As the Court noted supra, plaintiffs' enforcement activities and its consequences certainly impacted defendants' decision to ban them from the liquor store premises. However, the Court cannot conclude definitively that no other reason would have compelled the same reaction and outcome. For example, Strout testified at his deposition that Cottrell's complaints motivated his decision to ban her, but added, "No, [the complaints were] not my sole motivation."

Should the burden-shifting, mixed-motives analysis not apply to the present action, plaintiffs would bear the burden to show that their enforcement activities were the "'but for'" cause of, or the "determinative influence" in, defendants' decision to ban them. Kelly v. Moser, Patterson & Sheridan, L.L.P., 348 F. App'x 746, 749 (3d Cir. 2009) (explaining the applicable legal standards in an ADEA case). In other words, plaintiffs could only succeed on their claim if they could demonstrate that they would not have been banned from the premises for any other reason than their enforcement activities. See id. at 749 n.7. Under this analysis, plaintiffs would carry the burden of persuasion throughout the proceedings, and a genuine issue of material fact may arise before the Court can find in plaintiffs' favor.

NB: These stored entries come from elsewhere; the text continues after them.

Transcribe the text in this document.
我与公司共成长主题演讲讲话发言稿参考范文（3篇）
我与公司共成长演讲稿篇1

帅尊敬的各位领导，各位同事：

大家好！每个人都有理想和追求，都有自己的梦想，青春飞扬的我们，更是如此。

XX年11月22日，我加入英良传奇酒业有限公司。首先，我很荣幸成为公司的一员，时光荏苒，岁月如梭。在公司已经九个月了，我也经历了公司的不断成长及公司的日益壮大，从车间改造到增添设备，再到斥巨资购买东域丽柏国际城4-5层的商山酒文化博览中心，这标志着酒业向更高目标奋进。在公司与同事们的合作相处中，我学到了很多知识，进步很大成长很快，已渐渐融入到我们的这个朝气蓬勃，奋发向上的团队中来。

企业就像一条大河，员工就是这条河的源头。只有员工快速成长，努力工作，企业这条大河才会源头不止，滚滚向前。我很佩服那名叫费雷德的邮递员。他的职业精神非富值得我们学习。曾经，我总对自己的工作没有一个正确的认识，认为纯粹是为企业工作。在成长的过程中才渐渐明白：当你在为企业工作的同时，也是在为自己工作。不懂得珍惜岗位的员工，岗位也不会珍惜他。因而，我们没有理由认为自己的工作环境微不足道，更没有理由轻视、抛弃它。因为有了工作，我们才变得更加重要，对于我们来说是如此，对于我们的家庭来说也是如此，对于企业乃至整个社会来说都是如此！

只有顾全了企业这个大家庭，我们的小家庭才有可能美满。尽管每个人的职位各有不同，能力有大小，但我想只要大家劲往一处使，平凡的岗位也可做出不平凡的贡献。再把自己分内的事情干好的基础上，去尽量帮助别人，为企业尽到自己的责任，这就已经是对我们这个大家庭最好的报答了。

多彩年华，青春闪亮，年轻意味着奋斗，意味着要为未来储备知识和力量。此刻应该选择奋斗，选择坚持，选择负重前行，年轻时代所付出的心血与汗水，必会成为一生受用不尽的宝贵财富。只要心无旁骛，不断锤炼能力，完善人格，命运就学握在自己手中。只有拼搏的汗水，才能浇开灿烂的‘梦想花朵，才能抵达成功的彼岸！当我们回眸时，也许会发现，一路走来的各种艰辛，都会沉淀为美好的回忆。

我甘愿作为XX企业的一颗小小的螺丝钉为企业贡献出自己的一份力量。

Therefore, the Court asks that the parties brief the issue whether the burden-shifting, mixed-motives theory remains applicable to retaliation claims under the ADA and NJLAD or whether a different analysis must apply. In addition, the parties are encouraged to argue whether, in light of this Opinion, plaintiffs are entitled to summary judgment on their ADA and NJLAD claims in the event that the burden-shifting, mixed-motives theory is or is not available to them.*fn10

Because the Court does not find at this time that plaintiffs must prevail on the merits of their ADA and NJLAD claims --- and because a genuine issue of material fact may or may not exist, depending on the appropriate legal standards and burdens of persuasion to apply in this matter --- plaintiffs' Cross-motion for Summary Judgment is denied in part, without prejudice. However, the Court grants plaintiffs twenty (20) days from the date of this Opinion to renew their motion and submit a brief in further support of it. Defendants will have twenty (20) days from plaintiffs' submission to submit their response. The Court will revisit this ruling upon submission of the parties' briefs.


For the foregoing reasons, defendants' Motion for Summary Judgment is denied. Further, plaintiffs' Cross-motion for Partial Summary Judgment is granted in part and denied in part. Plaintiffs will have twenty (20) days from the date of this Opinion to submit a brief addressing the aforementioned issues. Defendants will have twenty (20) days from the date of plaintiffs' submission to file their response. An Order consistent with this Opinion will be entered.